No physical, forensic or digital evidence tied Williams to the crime, and some witnesses testified that he wasn’t the gunman.
Another eyewitness, a friend of the victim’s, had also told investigators that Williams wasn’t the gunman. But police didn’t tell prosecutors about it until after he was indicted, and that witness didn’t testify at the trial.
In 2017, after nearly twenty years of Williams trying to appeal his conviction but was unsuccessful, Staten Island District Attorney Michael McMahon’s office agreed to review his case.
Prosecutors ultimately joined Williams in seeking the dismissal of his conviction, saying they now believe he’s innocent.
‘A reinvestigation of this case by my office’s Conviction Integrity Review Unit uncovered new evidence showing Mr. Grant Williams could not have committed the murder a Staten Island jury convicted him of carrying out in 1997,’ said McMahon, Staten Island Live reported.
‘Given the overwhelming amount of exculpatory evidence presented for the first time in this review, as well as a totality of the investigative circumstances in this case, which in several instances defy what we now accept as best practices, we now believe Mr. Williams to actually be innocent and conclude that our justice system failed him.’
On October 15, 2019 Williams was granted parole. And, on July 22, 2021, the Supreme Court, Richmond County vacated Williams’ conviction and dismissed the indictment.
Williams’ mother, Cynthia Franklin, was noticeably emotional in the courtroom as she hugged her grandson, Antoine Morton, 30, who came from Virginia to see his father’s charges wiped clean, the Associated Press reported.

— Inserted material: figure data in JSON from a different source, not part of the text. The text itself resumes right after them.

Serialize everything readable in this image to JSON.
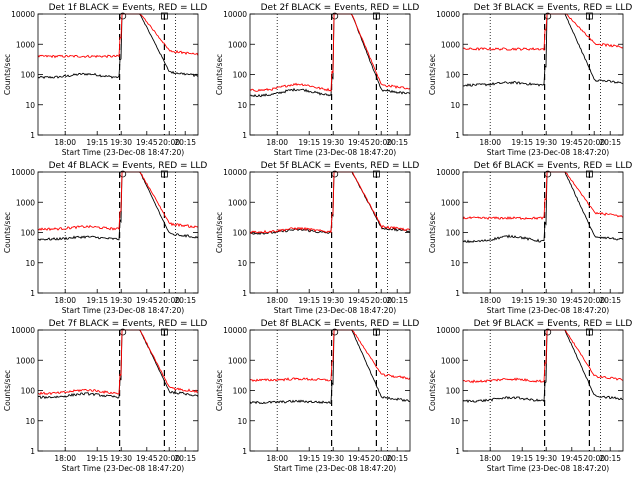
{
  "chart_data": [
    {
      "type": "line",
      "title": "Det 1f BLACK = Events, RED = LLD",
      "xlabel": "Start Time (23-Dec-08 18:47:20)",
      "ylabel": "Counts/sec",
      "yscale": "log",
      "ylim": [
        1,
        10000
      ],
      "xticks": [
        "18:00",
        "19:15",
        "19:30",
        "19:45",
        "20:00",
        "20:15"
      ],
      "yticks": [
        "1",
        "10",
        "100",
        "1000",
        "10000"
      ],
      "series": [
        {
          "name": "Events",
          "color": "#000000",
          "baseline": 80,
          "bump": [
            0.1,
            0.3,
            1.3
          ],
          "peak": true
        },
        {
          "name": "LLD",
          "color": "#ff0000",
          "baseline": 400,
          "bump": [
            0.1,
            0.3,
            1.0
          ],
          "peak": true
        }
      ]
    },
    {
      "type": "line",
      "title": "Det 2f BLACK = Events, RED = LLD",
      "xlabel": "Start Time (23-Dec-08 18:47:20)",
      "ylabel": "Counts/sec",
      "yscale": "log",
      "ylim": [
        1,
        10000
      ],
      "xticks": [
        "18:00",
        "19:15",
        "19:30",
        "19:45",
        "20:00",
        "20:15"
      ],
      "yticks": [
        "1",
        "10",
        "100",
        "1000",
        "10000"
      ],
      "series": [
        {
          "name": "Events",
          "color": "#000000",
          "baseline": 20,
          "bump": [
            0.05,
            0.3,
            1.6
          ],
          "peak": true
        },
        {
          "name": "LLD",
          "color": "#ff0000",
          "baseline": 30,
          "bump": [
            0.05,
            0.3,
            1.6
          ],
          "peak": true
        }
      ]
    },
    {
      "type": "line",
      "title": "Det 3f BLACK = Events, RED = LLD",
      "xlabel": "Start Time (23-Dec-08 18:47:20)",
      "ylabel": "Counts/sec",
      "yscale": "log",
      "ylim": [
        1,
        10000
      ],
      "xticks": [
        "18:00",
        "19:15",
        "19:30",
        "19:45",
        "20:00",
        "20:15"
      ],
      "yticks": [
        "1",
        "10",
        "100",
        "1000",
        "10000"
      ],
      "series": [
        {
          "name": "Events",
          "color": "#000000",
          "baseline": 45,
          "bump": [
            0.1,
            0.3,
            1.2
          ],
          "peak": true
        },
        {
          "name": "LLD",
          "color": "#ff0000",
          "baseline": 700,
          "bump": [
            0.1,
            0.3,
            1.0
          ],
          "peak": true
        }
      ]
    },
    {
      "type": "line",
      "title": "Det 4f BLACK = Events, RED = LLD",
      "xlabel": "Start Time (23-Dec-08 18:47:20)",
      "ylabel": "Counts/sec",
      "yscale": "log",
      "ylim": [
        1,
        10000
      ],
      "xticks": [
        "18:00",
        "19:15",
        "19:30",
        "19:45",
        "20:00",
        "20:15"
      ],
      "yticks": [
        "1",
        "10",
        "100",
        "1000",
        "10000"
      ],
      "series": [
        {
          "name": "Events",
          "color": "#000000",
          "baseline": 60,
          "bump": [
            0.1,
            0.3,
            1.2
          ],
          "peak": true
        },
        {
          "name": "LLD",
          "color": "#ff0000",
          "baseline": 130,
          "bump": [
            0.1,
            0.3,
            1.2
          ],
          "peak": true
        }
      ]
    },
    {
      "type": "line",
      "title": "Det 5f BLACK = Events, RED = LLD",
      "xlabel": "Start Time (23-Dec-08 18:47:20)",
      "ylabel": "Counts/sec",
      "yscale": "log",
      "ylim": [
        1,
        10000
      ],
      "xticks": [
        "18:00",
        "19:15",
        "19:30",
        "19:45",
        "20:00",
        "20:15"
      ],
      "yticks": [
        "1",
        "10",
        "100",
        "1000",
        "10000"
      ],
      "series": [
        {
          "name": "Events",
          "color": "#000000",
          "baseline": 95,
          "bump": [
            0.1,
            0.3,
            1.3
          ],
          "peak": true
        },
        {
          "name": "LLD",
          "color": "#ff0000",
          "baseline": 105,
          "bump": [
            0.1,
            0.3,
            1.3
          ],
          "peak": true
        }
      ]
    },
    {
      "type": "line",
      "title": "Det 6f BLACK = Events, RED = LLD",
      "xlabel": "Start Time (23-Dec-08 18:47:20)",
      "ylabel": "Counts/sec",
      "yscale": "log",
      "ylim": [
        1,
        10000
      ],
      "xticks": [
        "18:00",
        "19:15",
        "19:30",
        "19:45",
        "20:00",
        "20:15"
      ],
      "yticks": [
        "1",
        "10",
        "100",
        "1000",
        "10000"
      ],
      "series": [
        {
          "name": "Events",
          "color": "#000000",
          "baseline": 50,
          "bump": [
            0.1,
            0.3,
            1.5
          ],
          "peak": true
        },
        {
          "name": "LLD",
          "color": "#ff0000",
          "baseline": 300,
          "bump": [
            0.1,
            0.3,
            1.0
          ],
          "peak": true
        }
      ]
    },
    {
      "type": "line",
      "title": "Det 7f BLACK = Events, RED = LLD",
      "xlabel": "Start Time (23-Dec-08 18:47:20)",
      "ylabel": "Counts/sec",
      "yscale": "log",
      "ylim": [
        1,
        10000
      ],
      "xticks": [
        "18:00",
        "19:15",
        "19:30",
        "19:45",
        "20:00",
        "20:15"
      ],
      "yticks": [
        "1",
        "10",
        "100",
        "1000",
        "10000"
      ],
      "series": [
        {
          "name": "Events",
          "color": "#000000",
          "baseline": 60,
          "bump": [
            0.1,
            0.3,
            1.3
          ],
          "peak": true
        },
        {
          "name": "LLD",
          "color": "#ff0000",
          "baseline": 80,
          "bump": [
            0.1,
            0.3,
            1.3
          ],
          "peak": true
        }
      ]
    },
    {
      "type": "line",
      "title": "Det 8f BLACK = Events, RED = LLD",
      "xlabel": "Start Time (23-Dec-08 18:47:20)",
      "ylabel": "Counts/sec",
      "yscale": "log",
      "ylim": [
        1,
        10000
      ],
      "xticks": [
        "18:00",
        "19:15",
        "19:30",
        "19:45",
        "20:00",
        "20:15"
      ],
      "yticks": [
        "1",
        "10",
        "100",
        "1000",
        "10000"
      ],
      "series": [
        {
          "name": "Events",
          "color": "#000000",
          "baseline": 40,
          "bump": [
            0.1,
            0.3,
            1.1
          ],
          "peak": true
        },
        {
          "name": "LLD",
          "color": "#ff0000",
          "baseline": 220,
          "bump": [
            0.1,
            0.3,
            1.1
          ],
          "peak": true
        }
      ]
    },
    {
      "type": "line",
      "title": "Det 9f BLACK = Events, RED = LLD",
      "xlabel": "Start Time (23-Dec-08 18:47:20)",
      "ylabel": "Counts/sec",
      "yscale": "log",
      "ylim": [
        1,
        10000
      ],
      "xticks": [
        "18:00",
        "19:15",
        "19:30",
        "19:45",
        "20:00",
        "20:15"
      ],
      "yticks": [
        "1",
        "10",
        "100",
        "1000",
        "10000"
      ],
      "series": [
        {
          "name": "Events",
          "color": "#000000",
          "baseline": 45,
          "bump": [
            0.1,
            0.3,
            1.3
          ],
          "peak": true
        },
        {
          "name": "LLD",
          "color": "#ff0000",
          "baseline": 200,
          "bump": [
            0.1,
            0.3,
            1.2
          ],
          "peak": true
        }
      ]
    }
  ]
}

When the judge vacated the sentence, Williams clapped and hugged his lawyer as the courtroom burst into applause.
‘I’m a happy man,’ Williams said as he left the Staten Island Courthouse. ‘I’m happy to be free.’
Williams, who thanked his lawyer, friends and family — including his wife of 11 years, Keeva Williams — for their support throughout his ordeal, said: ‘There’s a lot of joy in my heart right now.’
Williams told the reporters outside the courtroom that he never lost faith that he would be exonerated and used to tell other inmates they’d see it on the news someday.
‘And today is that day,’ he said with relatives, supporters and friends including Wu-Tang member Ghostface Killah by his side.
Cohen described his client as ‘very resilient.’ He said during his time behind bars, Williams earned an associate’s degree and hopes to help others who are wrongfully imprisoned.
When DailyMail.com reached out to William’s attorney for comment he was unavailable for comment.